Johann Matthiesen, a baker who inherited an Anabaptist following from his imprisoned predecessor, suddenly spiritualized that he was a latter day “Enoch,” the walled German city of Münster the “New Jerusalem,” and his followers the “Israel of God.” He instituted a variant of Old Testament “theocracy” and his prophets preached a New Testament “gospel” of apocalyptic signs and wonders. Those who valiantly contended that this was NOT of the Word or Spirit did not contend for long. Declaring from the pulpit that his City of God must be “cleansed,” he mandated the re-baptism of all and the execution of any who declined or opposed.

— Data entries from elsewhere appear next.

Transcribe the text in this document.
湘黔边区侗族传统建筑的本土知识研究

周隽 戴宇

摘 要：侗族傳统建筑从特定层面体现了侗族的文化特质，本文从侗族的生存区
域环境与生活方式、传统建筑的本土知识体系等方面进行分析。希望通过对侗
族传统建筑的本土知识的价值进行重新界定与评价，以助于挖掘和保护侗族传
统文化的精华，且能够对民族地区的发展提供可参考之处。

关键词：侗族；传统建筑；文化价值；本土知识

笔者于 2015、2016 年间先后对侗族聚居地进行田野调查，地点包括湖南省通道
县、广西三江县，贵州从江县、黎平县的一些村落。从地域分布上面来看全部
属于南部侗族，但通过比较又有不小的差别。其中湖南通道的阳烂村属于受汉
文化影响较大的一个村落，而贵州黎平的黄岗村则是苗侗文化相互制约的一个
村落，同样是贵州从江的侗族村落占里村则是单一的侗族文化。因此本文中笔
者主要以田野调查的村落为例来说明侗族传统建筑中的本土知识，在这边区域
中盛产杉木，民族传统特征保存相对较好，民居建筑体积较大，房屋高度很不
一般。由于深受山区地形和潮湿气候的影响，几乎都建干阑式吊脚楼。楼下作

Catholics and Lutherans fled, and on Easter Sunday some months later, the exiled Bishop of Münster advanced to retake the city. Matthys, now spiritualizing that he was a second “Gideon,” sallied forth with a band of thirty against a vastly superior Catholic and Protestant coalition in an attempt to bring in, by human effort, the Kingdom of God. His spiritualizing mania was perpetuated by his successor.

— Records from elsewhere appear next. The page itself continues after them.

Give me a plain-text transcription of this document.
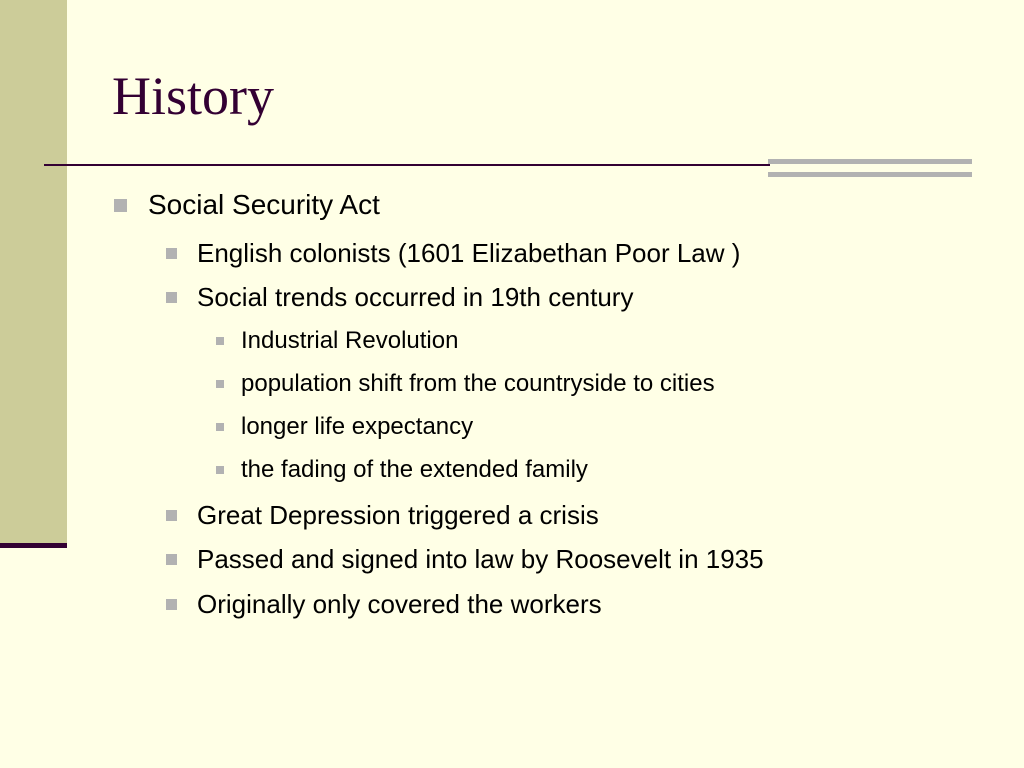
History
Social Security Act
English colonists (1601 Elizabethan Poor Law )
Social trends occurred in 19th century
Industrial Revolution
population shift from the countryside to cities
longer life expectancy
the fading of the extended family
Great Depression triggered a crisis
Passed and signed into law by Roosevelt in 1935
Originally only covered the workers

Johann Bockholdt, a tailor's apprentice, renamed Münster “The City of Zion,” appointed Elders to judge “The Tribes of Israel” (Ältesten der Stämme Israels), and ascended the throne of his “forefather” David. He also mandated the transgression of some Old Testament patriarchs: polygamy. Perhaps the most regrettable circumstance of the Münster episode were the individuals caught up in it, the vast majority women. Most were modest and of godly virtue. And also a number of nuns, having endured the abuse of Romanism, had come to know the Lord. The One who takes sins of scarlet, making them as white as snow. How ironic to require these women, under penalty of death, to accept the polygamous propositions of any who would ask; Bockholdt asked 16. How poignantly contrary was Münster from that formerly prayed for and intended? Many fled the city, many others died trying. And perhaps it was God’s mercy that eventually allowed the Bishop to advance and reclaim the city, ending the depravity with two days of slaughter. How regrettable the faithful witness of so many before and after that brief episode will forever be tainted by the word Münster.